Die Diskussion um Künstliche Intelligenz (KI) und deren Einfluss auf Bildung und Medien hat in den letzten Jahren deutlich an Fahrt gewonnen. Fritz Espenlaub, ein Experte auf diesem Gebiet, weist darauf hin, dass ein Studium heutzutage nicht mehr für das gesamte Leben ausreicht. Am 14. Februar 2026 erklärt er, dass die Welt dynamisch ist und Studierende sich daher anpassen müssen, um Inklusion und Problemlösungsfähigkeiten, auch bekannt als „Agency“, zu entwickeln. Seinen eigenen 16-jährigen Patensohn würde er keinesfalls von einem Studium abhalten, sondern ihm raten, seinen Neigungen zu folgen und die Fähigkeiten zur Selbstständigkeit zu erlernen, die in dieser Zeit unerlässlich sind.

Espenlaub äußert ein gewisses Verständnis für die Skepsis der Studierenden gegenüber KI. Einige befürchten, dass der Umgang mit diesen Technologien ihr selbstständiges Lernen beeinträchtigen könnte. Diese Haltung sieht er jedoch kritisch und vergleicht sie mit der Ablehnung des Telefons oder Taschenrechners in der Vergangenheit. „Der Umgang mit KI muss erlernt werden“, betont er.
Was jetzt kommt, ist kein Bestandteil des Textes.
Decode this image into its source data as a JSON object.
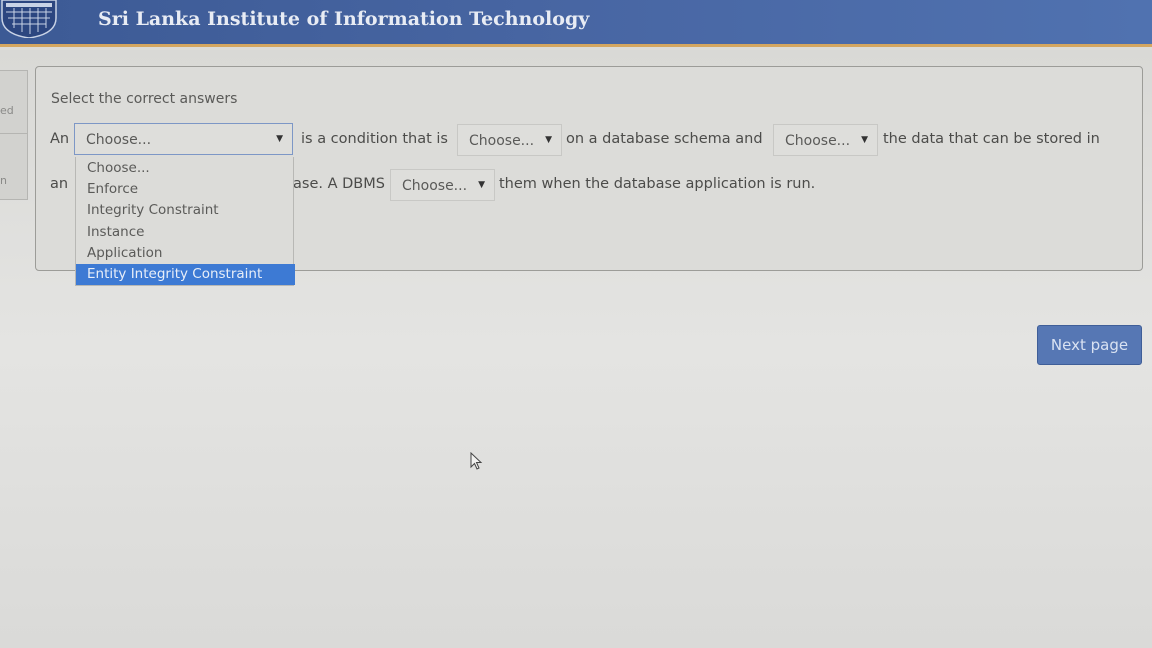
{
  "header": {
    "title": "Sri Lanka Institute of Information Technology"
  },
  "left_nav": {
    "item1": "ed",
    "item2": "n"
  },
  "question": {
    "prompt": "Select the correct answers",
    "line1": {
      "word_an": "An",
      "text1": "is a condition that is",
      "text2": "on a database schema and",
      "text3": "the data that can be stored in"
    },
    "line2": {
      "word_an": "an",
      "text1": "ase. A DBMS",
      "text2": "them when the database application is run."
    },
    "selects": {
      "s1": "Choose...",
      "s2": "Choose...",
      "s3": "Choose...",
      "s4": "Choose..."
    },
    "dropdown_options": [
      "Choose...",
      "Enforce",
      "Integrity Constraint",
      "Instance",
      "Application",
      "Entity Integrity Constraint"
    ],
    "highlighted_option": "Entity Integrity Constraint"
  },
  "buttons": {
    "next": "Next page"
  },
  "colors": {
    "header": "#4866a3",
    "accent_line": "#d5a760",
    "selected_option": "#3d7ad4",
    "next_button": "#5677b4"
  },
  "icons": {
    "dropdown_arrow": "▼",
    "cursor": "mouse-pointer"
  }
}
Der Einfluss der sozialen Medien

Kunststoffe und Medien, besonders soziale Medien, spielen eine entscheidende Rolle in der heutigen Gesellschaft. Laut dem Bericht von bpb.de ist die Entwicklung von KI-Tools eng mit sozialen Medien verbunden. Diese Plattformen haben die Art und Weise verändert, wie Informationen geteilt werden und wie soziale Beziehungen geknüpft werden. Sie bieten nicht nur Infrastruktur, sondern agieren auch als Kuratoren von Inhalten, indem sie Algorithmen nutzen, um Nutzer-Interaktionen zu optimieren.

Adam Mosseri, CEO von Instagram, hat jüngst angeführt, dass die Kennzeichnung authentischer Inhalte in sozialen Medien von großer Bedeutung ist. Er spricht sich für den schrittweisen Übergang hin zu mehr Transparenz und Vertrauen aus. Zudem hat Meta die Idee eines „Made with AI“-Labels eingeführt, um zwischen echten und KI-generierten Inhalten zu unterscheiden. Diese Entwicklung wird von der Coalition for Content Provenance and Authenticity unterstützt, die an Standards zur Authentizität von Online-Inhalten arbeitet.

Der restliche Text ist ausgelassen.